BACKGROUND: It is well documented that cancer cells secrete angiogenic factors to recruit and sustain tumor vascular networks. However, little is known about the effects of endothelial cells on the behavior of tumor cells. The study here was to determine the roles of endothelial cells in HCC cell growth, migration and invasion. METHODS: A mixture of highly metastatic MHCC97H cells and HUVEC cells, as well as MHCC97H cells alone were subcutaneously injected into nude mice to observe the effects of HUVECs on HCC growth.
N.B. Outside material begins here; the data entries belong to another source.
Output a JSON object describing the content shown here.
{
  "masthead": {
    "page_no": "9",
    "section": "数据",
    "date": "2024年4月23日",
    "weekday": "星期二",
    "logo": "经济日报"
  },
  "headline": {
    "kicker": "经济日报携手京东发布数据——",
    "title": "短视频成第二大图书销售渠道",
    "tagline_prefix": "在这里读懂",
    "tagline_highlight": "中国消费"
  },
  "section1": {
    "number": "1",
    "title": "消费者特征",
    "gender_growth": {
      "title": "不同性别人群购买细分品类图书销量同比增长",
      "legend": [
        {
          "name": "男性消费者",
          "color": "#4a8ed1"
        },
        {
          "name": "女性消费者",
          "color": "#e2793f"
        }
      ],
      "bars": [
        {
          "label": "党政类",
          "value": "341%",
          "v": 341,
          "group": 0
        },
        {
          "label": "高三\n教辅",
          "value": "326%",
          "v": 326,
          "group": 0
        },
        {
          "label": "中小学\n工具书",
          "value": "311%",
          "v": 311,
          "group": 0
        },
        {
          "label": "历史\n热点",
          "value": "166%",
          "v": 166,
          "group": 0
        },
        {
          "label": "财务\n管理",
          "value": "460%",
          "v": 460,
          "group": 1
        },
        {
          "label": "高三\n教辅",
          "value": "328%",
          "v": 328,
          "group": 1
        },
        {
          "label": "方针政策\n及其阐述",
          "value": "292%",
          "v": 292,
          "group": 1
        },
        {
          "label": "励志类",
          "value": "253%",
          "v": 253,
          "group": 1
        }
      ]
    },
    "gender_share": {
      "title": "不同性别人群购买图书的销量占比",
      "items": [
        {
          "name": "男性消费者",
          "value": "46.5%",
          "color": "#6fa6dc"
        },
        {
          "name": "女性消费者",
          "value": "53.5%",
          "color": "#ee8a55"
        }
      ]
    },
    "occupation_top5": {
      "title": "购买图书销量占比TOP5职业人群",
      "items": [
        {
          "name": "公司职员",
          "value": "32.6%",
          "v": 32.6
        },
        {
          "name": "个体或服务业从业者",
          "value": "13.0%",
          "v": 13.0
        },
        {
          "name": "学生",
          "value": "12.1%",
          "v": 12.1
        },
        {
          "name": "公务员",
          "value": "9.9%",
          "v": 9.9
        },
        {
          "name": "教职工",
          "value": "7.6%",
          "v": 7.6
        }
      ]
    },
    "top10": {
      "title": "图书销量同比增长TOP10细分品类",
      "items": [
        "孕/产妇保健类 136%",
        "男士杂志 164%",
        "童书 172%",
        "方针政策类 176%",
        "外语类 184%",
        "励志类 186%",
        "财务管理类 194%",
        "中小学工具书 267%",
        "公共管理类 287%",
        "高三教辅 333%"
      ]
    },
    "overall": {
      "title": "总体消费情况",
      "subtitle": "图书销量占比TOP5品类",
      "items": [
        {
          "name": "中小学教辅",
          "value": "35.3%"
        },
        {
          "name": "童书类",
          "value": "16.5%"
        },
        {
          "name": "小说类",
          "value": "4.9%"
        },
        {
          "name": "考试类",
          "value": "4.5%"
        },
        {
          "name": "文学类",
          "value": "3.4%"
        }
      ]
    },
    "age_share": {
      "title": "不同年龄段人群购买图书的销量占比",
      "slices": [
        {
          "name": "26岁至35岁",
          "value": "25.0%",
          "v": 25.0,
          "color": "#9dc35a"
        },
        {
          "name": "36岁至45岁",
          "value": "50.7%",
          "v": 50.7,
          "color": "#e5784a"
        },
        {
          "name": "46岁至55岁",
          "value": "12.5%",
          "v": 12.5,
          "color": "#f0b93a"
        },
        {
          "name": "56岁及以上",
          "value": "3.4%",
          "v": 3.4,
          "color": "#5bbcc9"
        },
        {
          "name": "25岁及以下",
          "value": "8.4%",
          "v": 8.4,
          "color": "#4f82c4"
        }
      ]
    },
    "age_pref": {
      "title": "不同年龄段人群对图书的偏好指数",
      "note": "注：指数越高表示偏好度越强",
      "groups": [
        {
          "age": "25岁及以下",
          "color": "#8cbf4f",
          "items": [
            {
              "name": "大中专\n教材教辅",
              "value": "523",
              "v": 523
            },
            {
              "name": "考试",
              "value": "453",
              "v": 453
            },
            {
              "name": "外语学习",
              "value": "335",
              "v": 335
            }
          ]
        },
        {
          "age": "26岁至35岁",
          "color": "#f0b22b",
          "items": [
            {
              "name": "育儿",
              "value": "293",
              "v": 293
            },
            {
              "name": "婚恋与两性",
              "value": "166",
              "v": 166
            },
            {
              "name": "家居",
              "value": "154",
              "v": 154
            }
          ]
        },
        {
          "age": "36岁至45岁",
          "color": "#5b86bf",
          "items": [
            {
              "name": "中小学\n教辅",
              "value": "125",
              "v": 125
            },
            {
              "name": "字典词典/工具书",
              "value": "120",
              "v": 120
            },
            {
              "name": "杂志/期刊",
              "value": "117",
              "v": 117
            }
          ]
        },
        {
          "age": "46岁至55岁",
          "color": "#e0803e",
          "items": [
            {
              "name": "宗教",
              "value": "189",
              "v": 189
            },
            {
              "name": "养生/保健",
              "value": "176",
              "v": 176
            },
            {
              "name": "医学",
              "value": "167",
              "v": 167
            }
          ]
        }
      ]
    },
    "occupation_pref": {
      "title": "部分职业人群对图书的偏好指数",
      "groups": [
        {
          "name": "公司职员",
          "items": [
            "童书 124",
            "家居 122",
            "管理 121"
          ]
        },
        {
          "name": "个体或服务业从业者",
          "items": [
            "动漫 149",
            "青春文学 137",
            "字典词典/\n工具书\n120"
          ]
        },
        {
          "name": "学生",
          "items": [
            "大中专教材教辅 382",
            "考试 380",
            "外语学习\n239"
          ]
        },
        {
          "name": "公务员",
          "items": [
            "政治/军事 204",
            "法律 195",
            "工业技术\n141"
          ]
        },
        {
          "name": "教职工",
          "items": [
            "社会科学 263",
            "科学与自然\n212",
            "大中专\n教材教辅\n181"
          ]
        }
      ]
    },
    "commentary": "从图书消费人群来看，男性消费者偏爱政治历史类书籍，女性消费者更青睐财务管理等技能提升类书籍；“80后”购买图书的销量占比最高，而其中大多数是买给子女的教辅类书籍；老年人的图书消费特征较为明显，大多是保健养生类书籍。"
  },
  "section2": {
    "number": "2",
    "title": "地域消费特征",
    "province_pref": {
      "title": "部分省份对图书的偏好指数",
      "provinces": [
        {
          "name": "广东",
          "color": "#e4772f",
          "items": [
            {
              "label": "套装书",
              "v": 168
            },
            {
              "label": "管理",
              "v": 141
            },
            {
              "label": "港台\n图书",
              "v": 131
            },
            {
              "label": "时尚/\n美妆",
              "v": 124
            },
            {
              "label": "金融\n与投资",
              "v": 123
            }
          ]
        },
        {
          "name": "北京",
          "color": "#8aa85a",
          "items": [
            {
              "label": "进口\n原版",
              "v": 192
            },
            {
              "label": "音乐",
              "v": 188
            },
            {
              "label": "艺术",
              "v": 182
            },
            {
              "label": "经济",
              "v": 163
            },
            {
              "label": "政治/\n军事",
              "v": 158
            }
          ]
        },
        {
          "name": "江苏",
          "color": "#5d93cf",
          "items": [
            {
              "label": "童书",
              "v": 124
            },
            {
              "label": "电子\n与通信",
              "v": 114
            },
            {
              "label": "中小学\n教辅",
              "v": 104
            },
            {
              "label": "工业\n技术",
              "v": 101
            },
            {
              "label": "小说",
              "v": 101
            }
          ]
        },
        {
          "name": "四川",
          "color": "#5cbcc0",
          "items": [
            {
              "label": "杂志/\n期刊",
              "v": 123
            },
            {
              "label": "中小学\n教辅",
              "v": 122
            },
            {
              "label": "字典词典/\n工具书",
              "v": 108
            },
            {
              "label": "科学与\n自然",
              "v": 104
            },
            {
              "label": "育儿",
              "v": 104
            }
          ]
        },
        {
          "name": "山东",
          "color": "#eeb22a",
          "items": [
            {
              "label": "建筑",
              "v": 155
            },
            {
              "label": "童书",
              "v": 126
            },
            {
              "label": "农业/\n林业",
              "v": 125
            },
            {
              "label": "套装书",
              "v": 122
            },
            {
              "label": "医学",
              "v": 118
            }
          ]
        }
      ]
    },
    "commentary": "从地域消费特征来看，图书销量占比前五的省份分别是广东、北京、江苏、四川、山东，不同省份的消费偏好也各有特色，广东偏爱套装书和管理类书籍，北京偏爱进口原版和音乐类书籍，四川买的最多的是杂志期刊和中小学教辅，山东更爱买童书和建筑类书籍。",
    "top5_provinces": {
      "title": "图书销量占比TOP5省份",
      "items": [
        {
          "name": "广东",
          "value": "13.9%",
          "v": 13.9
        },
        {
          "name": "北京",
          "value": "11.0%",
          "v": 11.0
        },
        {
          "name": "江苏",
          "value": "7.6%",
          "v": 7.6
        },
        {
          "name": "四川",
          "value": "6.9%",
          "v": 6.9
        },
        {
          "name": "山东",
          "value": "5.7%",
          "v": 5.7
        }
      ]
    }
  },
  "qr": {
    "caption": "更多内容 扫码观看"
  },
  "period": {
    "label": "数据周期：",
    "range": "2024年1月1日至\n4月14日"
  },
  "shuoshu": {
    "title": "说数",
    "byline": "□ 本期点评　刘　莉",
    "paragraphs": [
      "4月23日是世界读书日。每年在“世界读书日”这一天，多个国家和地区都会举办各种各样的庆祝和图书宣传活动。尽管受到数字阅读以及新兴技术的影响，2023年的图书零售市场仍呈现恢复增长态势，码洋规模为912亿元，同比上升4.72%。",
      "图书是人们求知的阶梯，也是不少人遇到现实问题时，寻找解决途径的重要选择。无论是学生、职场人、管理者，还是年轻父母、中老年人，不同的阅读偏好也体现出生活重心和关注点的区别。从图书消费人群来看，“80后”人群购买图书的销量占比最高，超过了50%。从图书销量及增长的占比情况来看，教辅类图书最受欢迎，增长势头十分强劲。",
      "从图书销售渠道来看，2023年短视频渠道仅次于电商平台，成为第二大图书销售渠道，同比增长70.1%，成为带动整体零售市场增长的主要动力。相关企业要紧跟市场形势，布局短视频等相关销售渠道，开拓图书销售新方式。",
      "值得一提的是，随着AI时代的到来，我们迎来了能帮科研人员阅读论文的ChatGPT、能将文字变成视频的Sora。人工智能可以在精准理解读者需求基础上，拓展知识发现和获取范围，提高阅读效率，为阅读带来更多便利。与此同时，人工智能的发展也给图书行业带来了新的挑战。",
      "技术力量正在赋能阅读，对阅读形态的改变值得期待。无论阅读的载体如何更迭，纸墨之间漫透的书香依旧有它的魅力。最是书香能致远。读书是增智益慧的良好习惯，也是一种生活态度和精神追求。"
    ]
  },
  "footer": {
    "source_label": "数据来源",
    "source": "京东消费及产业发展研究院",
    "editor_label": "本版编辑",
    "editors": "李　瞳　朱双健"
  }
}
The biological characteristics of MHCC97H cells respectively treated with conditioned medium (CM) derived from HUVECs and endothelial cell basal medium (EBM) in vitro, such as proliferation, migration and invasion, invasion/metastasis associated gene expression, were comparatively analyzed. Differential cytokines between CM and EBM were screened and identified using human cytokine array. Effects of the interested differential cytokine CCL2, IL-8 and CXCL16 and its related signaling pathways were further investigated in HCC cells. RESULTS: Subcutaneous tumorigenicity of MHCC97H cells in nude mice was promoted by HUVECs and its invasion/metastasis associated genes were significantly upregulated. The in vitro, proliferation, migration and invasion of HCC cells treated with CM were all significantly enhanced as compared to those with EBM stimulation. Simultaneously, PI3K/Akt and ERK1/2 pathway in HCC cells were activated by CM. Total of 25 differential cytokines were identified between CM and EBM such as angiopoietin-2, CCL2 (MCP-1), uPA, endostatin, CXCL16, IL-8, pentraxin 3 etc. The selected differential cytokines CCL2, IL-8 and CXCL16 all modulated the expressions of HCC invasion/metastasis genes, especially MMP2 and MMP9. In exposure to CCL2 or CXCL16 alone, upregulation in AKT phosphorylation but no change in ERK phosphorylation were found in MHCC97H cells, moreover the contents of nuclear transcription factor NF-κB were increased as compared to the control. However, no effects on the activation of Akt and ERK pathway in MHCC97H were found in exposure to IL-8. CONCLUSION: This study expands the contribution of endothelial cells to the progression of HCC. It unveils a new paradigm in which endothelial cells function as initiators of molecular crosstalks that enhance survival, migration and invasion of HCC cells.